In recent years, deep learning (DL) has achieved breakthrough progress in fields such as computer vision and natural language processing [5,6]. Its powerful nonlinear feature-extraction capabilities and automatic characterization-learning mechanism have prompted researchers to explore the potential of deep learning in EEG signal processing [7,8,9]. Compared with traditional algorithms that rely on manual feature extraction, deep learning can capture complex spatiotemporal and frequency-domain features in EEG signals through endogenous mechanisms and has gradually become the mainstream research direction in SSVEP decoding [10,11,12].

The emergence of standardized datasets has played a pivotal role in advancing algorithmic evolution. The SSVEP Benchmark dataset [13], released by Tsinghua University, has become a globally recognized benchmark for evaluating SSVEP algorithms. With 40 target categories and 35 subject samples, and rigorous experimental protocols, it not only provides a unified testing platform for various decoding algorithms but also offers sufficient training samples for deep learning models. This has significantly facilitated transparent comparisons of algorithmic performance.

Despite the proliferation of related research, existing review work remains limited, with few studies exploring the transition of models from laboratory environments to real-world applications from an engineering perspective focused on “real-time mobile deployment.” This article aims to analyze deep learning-based SSVEP decoding algorithms using the Tsinghua benchmark dataset, which has been available since 2023. It focuses on evaluating the performance and progress of these algorithms in model lightweighting, short-window efficiency improvement, and generalization while also incorporating successful experiences from other fields to provide references for developing high-performance, deployable, real-time mobile brain–computer interface systems.

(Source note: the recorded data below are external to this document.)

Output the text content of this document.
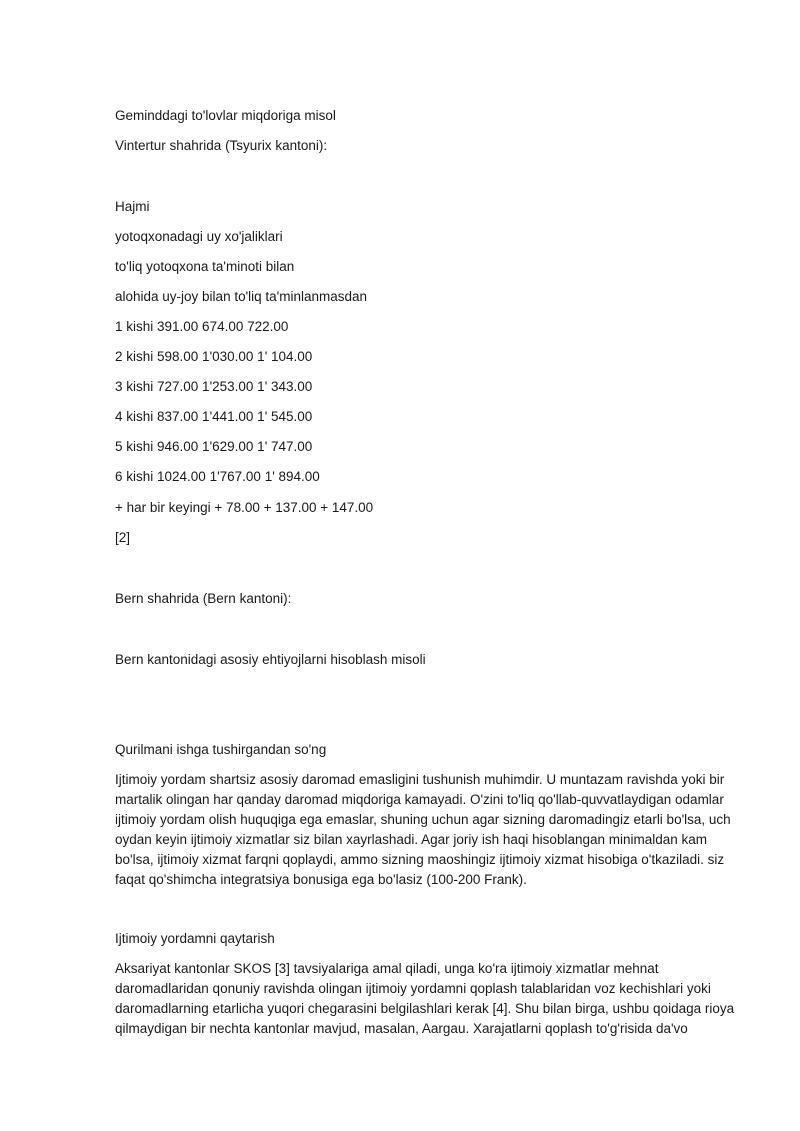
Geminddagi to'lovlar miqdoriga misol
Vintertur shahrida (Tsyurix kantoni):
Hajmi
yotoqxonadagi uy xo'jaliklari
to'liq yotoqxona ta'minoti bilan
alohida uy-joy bilan to'liq ta'minlanmasdan
1 kishi 391.00 674.00 722.00
2 kishi 598.00 1'030.00 1' 104.00
3 kishi 727.00 1'253.00 1' 343.00
4 kishi 837.00 1'441.00 1' 545.00
5 kishi 946.00 1'629.00 1' 747.00
6 kishi 1024.00 1'767.00 1' 894.00
+ har bir keyingi + 78.00 + 137.00 + 147.00
[2]
Bern shahrida (Bern kantoni):
Bern kantonidagi asosiy ehtiyojlarni hisoblash misoli
Qurilmani ishga tushirgandan so'ng
Ijtimoiy yordam shartsiz asosiy daromad emasligini tushunish muhimdir. U muntazam ravishda yoki bir
martalik olingan har qanday daromad miqdoriga kamayadi. O'zini to'liq qo'llab-quvvatlaydigan odamlar
ijtimoiy yordam olish huquqiga ega emaslar, shuning uchun agar sizning daromadingiz etarli bo'lsa, uch
oydan keyin ijtimoiy xizmatlar siz bilan xayrlashadi. Agar joriy ish haqi hisoblangan minimaldan kam
bo'lsa, ijtimoiy xizmat farqni qoplaydi, ammo sizning maoshingiz ijtimoiy xizmat hisobiga o'tkaziladi. siz
faqat qo'shimcha integratsiya bonusiga ega bo'lasiz (100-200 Frank).
Ijtimoiy yordamni qaytarish
Aksariyat kantonlar SKOS [3] tavsiyalariga amal qiladi, unga ko'ra ijtimoiy xizmatlar mehnat
daromadlaridan qonuniy ravishda olingan ijtimoiy yordamni qoplash talablaridan voz kechishlari yoki
daromadlarning etarlicha yuqori chegarasini belgilashlari kerak [4]. Shu bilan birga, ushbu qoidaga rioya
qilmaydigan bir nechta kantonlar mavjud, masalan, Aargau. Xarajatlarni qoplash to'g'risida da'vo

2. Fundamentals of SSVEP Decoding and Evaluation Framework

2.1. Tsinghua Benchmark Dataset

High-quality public datasets are a prerequisite for validating the performance of deep learning algorithms. The SSVEP Benchmark dataset, released by Wang et al. at Tsinghua University, is currently one of the most-cited and authoritative benchmarks in the SSVEP-BCI field [13]. This dataset comprises EEG recordings from 35 subjects using 64-channel wet electrodes. As shown in Figure 1, it features 40 stimulus targets within the 8–15.8 Hz frequency range, spaced at 0.2 Hz intervals with phase intervals of 0.5π, and signals acquired at a sampling rate of 1000 Hz. The high sampling rate in the experimental design ensures that the signals contain rich harmonic components, providing ample raw information for deep learning models to capture multimodal features. The use of wet electrodes and stringent recording-environment requirements guarantees signal quality, delivering relatively clean raw data for preprocessing and subsequent training of deep learning models. This dataset not only provides a unified platform for cross-comparison of algorithm performance but also offers the necessary data support for training deep learning models, given its large scale and multi-target characteristics.

2.2. SSVEP Decoding Evaluation Metrics

When evaluating the performance of SSVEP decoding algorithms, information transfer rate (ITR) and classification accuracy are two core and interrelated metrics. Classification accuracy directly measures an algorithm’s ability to correctly identify target stimuli and serves as the foundation for assessing decoding effectiveness [14]. However, for real-time BCIs that pursue high efficiency, response speed should also be incorporated into the evaluation metrics alongside accuracy. ITR comprehensively considers classification accuracy, the number of possible targets, and the average time required to make a selection, thereby reflecting the overall communication efficiency of the system [15]. (Readers interested in the detailed calculation of ITR may refer to online tools such as: https://bci-lab.hochschule-rhein-waal.de/en/itr.html, accessed on 31 March 2026).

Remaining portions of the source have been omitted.